I grew up connected to the nonprofit sector before I had language for it. As a youth, I was active in a local arts nonprofit. I knew the founders; they were my downstairs neighbors, and I babysat their children. I was one of over 50 youth who showed up every day to practice my craft. I watched firsthand the personal and financial sacrifices leaders made to keep their doors open.

I dedicated my career to that world. Twelve years in nonprofit marketing and communications, working with regional and national organizations, driven by a passion for creating access and removing barriers. However, I continued to experience burnout. I also kept noticing the same pattern repeat: leadership conveying one story, staff telling another, marketing using language that doesn’t align, and supporters describing something entirely different.

When my position was eliminated, I faced a decision about what to do next. I chose to stay in the sector. I wasn’t fully recovered yet; however, I finally understood the problem from within and realized that burnout was not a personal failure to fix. It is, however, a design flaw that no one is naming: narrative chaos.

Organizations that scale individuals instead of building the proper narrative infrastructure will burn out quickly. This practice is my response to that.

My Formation

I'm a narrative ethnographer and applied anthropologist with an M.A. from The New School for Social Research. My connection to anthropology began early. During my undergraduate studies at Syracuse University, I minored in anthropology and participated in a semester-long research seminar on religion and society in Brazil with Dr. John Burdick. That experience influenced how I view organizations: as living systems of meaning, not merely operational structures.

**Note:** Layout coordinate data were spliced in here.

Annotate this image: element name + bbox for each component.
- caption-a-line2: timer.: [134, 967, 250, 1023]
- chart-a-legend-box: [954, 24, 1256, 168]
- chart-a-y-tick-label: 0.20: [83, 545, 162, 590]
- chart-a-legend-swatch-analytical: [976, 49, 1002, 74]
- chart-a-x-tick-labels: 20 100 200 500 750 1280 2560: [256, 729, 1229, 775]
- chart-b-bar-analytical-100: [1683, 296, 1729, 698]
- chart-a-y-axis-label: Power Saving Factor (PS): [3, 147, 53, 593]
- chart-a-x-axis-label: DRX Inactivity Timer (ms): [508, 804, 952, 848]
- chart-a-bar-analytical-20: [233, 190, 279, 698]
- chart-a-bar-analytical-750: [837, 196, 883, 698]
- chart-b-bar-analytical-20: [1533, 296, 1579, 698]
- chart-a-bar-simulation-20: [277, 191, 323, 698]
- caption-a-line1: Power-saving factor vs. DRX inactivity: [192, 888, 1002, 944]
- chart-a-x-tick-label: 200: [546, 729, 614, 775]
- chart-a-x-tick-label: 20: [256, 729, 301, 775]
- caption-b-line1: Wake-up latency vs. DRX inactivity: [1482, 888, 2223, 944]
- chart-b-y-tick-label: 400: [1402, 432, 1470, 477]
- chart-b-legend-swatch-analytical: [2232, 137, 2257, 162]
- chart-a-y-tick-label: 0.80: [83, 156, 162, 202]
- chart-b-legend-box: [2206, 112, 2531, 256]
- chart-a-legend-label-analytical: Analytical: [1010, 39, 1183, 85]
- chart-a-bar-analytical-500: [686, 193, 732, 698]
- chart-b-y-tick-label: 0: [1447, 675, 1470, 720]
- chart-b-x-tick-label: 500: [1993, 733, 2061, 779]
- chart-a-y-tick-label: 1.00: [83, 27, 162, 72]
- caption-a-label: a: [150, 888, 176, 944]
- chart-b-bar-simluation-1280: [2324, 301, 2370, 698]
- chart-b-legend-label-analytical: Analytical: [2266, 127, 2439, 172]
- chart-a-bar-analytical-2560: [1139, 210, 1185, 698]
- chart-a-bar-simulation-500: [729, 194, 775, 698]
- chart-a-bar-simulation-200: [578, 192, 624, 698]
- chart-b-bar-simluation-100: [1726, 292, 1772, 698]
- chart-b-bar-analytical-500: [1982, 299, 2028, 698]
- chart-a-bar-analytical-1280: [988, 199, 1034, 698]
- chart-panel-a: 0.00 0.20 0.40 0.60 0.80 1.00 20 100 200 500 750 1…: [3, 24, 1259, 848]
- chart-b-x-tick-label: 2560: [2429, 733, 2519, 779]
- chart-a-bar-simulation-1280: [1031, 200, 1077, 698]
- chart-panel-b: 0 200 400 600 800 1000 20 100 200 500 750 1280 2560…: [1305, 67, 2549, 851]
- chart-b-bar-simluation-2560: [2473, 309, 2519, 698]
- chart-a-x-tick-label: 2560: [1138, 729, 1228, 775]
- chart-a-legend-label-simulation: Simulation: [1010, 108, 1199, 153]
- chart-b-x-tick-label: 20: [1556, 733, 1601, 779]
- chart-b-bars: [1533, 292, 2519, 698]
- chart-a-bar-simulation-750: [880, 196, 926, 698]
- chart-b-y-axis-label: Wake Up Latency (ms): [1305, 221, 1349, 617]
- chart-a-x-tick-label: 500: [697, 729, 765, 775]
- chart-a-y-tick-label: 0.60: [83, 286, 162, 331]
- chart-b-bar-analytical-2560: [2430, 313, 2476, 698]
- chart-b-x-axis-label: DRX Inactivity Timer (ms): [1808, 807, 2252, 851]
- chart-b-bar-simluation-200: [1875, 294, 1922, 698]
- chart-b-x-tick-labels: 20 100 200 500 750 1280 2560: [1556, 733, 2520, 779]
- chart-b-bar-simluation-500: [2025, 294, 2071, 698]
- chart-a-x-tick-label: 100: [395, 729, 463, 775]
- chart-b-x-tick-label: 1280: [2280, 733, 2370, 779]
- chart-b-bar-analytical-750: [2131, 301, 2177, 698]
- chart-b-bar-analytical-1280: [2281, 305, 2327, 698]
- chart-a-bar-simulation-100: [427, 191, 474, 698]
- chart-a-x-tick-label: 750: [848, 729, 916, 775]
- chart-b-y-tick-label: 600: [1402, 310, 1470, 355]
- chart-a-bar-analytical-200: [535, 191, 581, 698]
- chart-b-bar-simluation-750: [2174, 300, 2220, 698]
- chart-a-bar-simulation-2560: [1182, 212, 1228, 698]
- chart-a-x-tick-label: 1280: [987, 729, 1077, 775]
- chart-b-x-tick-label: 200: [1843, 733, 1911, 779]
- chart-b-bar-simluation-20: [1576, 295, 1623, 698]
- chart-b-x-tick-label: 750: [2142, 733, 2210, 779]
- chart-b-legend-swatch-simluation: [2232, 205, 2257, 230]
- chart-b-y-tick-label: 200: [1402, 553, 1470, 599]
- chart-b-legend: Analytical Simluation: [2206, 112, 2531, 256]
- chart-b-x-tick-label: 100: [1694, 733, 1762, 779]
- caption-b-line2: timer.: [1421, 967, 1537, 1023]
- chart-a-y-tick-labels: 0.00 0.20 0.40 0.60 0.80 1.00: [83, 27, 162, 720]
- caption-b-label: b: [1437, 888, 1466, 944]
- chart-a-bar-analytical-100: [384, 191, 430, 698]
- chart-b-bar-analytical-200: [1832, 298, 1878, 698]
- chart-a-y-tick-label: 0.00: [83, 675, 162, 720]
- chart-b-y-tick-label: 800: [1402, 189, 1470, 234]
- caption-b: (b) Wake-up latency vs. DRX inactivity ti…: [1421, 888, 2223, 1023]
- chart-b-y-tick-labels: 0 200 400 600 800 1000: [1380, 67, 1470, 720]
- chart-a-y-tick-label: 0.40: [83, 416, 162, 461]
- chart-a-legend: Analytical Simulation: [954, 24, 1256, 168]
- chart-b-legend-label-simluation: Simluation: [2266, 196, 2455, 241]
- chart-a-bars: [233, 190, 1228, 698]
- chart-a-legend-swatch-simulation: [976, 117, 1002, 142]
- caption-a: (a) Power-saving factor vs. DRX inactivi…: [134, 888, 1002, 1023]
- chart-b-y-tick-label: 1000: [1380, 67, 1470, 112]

My practice draws from qualitative research methods, institutional analysis, organizational development, and nonprofit management concepts, giving me both the methodological rigor to diagnose narrative chaos and the sector fluency to understand what it costs organizations when it goes unaddressed

I am a certified Nonprofit Lifecycles capacity builder and a member of the Association for Research for Nonprofit Organizations and Voluntary Action (ARNOVA).

My Practice

The Content Jeannie exists because narrative clarity is the foundation for everything else. Marketing, fundraising, programming, and board governance. They all of it suffers when the mission statement hasn't defined the criteria for success. I embed myself in organizations, listen to the people who make the work happen, and build the infrastructure that allows everyone to operate from a shared organizational reality.

This is not consulting from the outside. It's discovery from within.

Meet the Team

  • Cartoon drawing of a girl with glasses and a headband riding a bicycle with the letters 'L' and 'A' on the wheels.

    Jeannie Smith, M.A.

    My love for the desert shapes how I work: slowly, attentively, in conditions that require patience. I've traveled across the U.S. and internationally. I do not have my license (yet!). I'm a self-proclaimed intermediate cyclist and survival-proficient in Portuguese, French, German, and Norwegian.

  • Gray long-haired cat with yellow eyes lying on a black surface indoors.

    Jar Jar

    VP, OPERATIONS

    Focused, approachable, and motivated by treats, Jar Jar is a quiet but loving, gentle giant who keeps our operations running smoothly. He is both a leader and a napper, somehow finding the perfect balance between work and relaxation!

  • Close-up of a gray tabby kitten lying on a bed with a floral pattern, looking at the camera.

    Binks

    MARKETING DIRECTOR & FOREVER INTERN

    At two months old, Binks was championing our brand, leading Zoom(ie) calls between 9:30 pm and 6:30 am. But he still has a lot to learn, figuring out the basics, and unnecessarily picking on his older brother, Jar Jar (who approves his timesheets).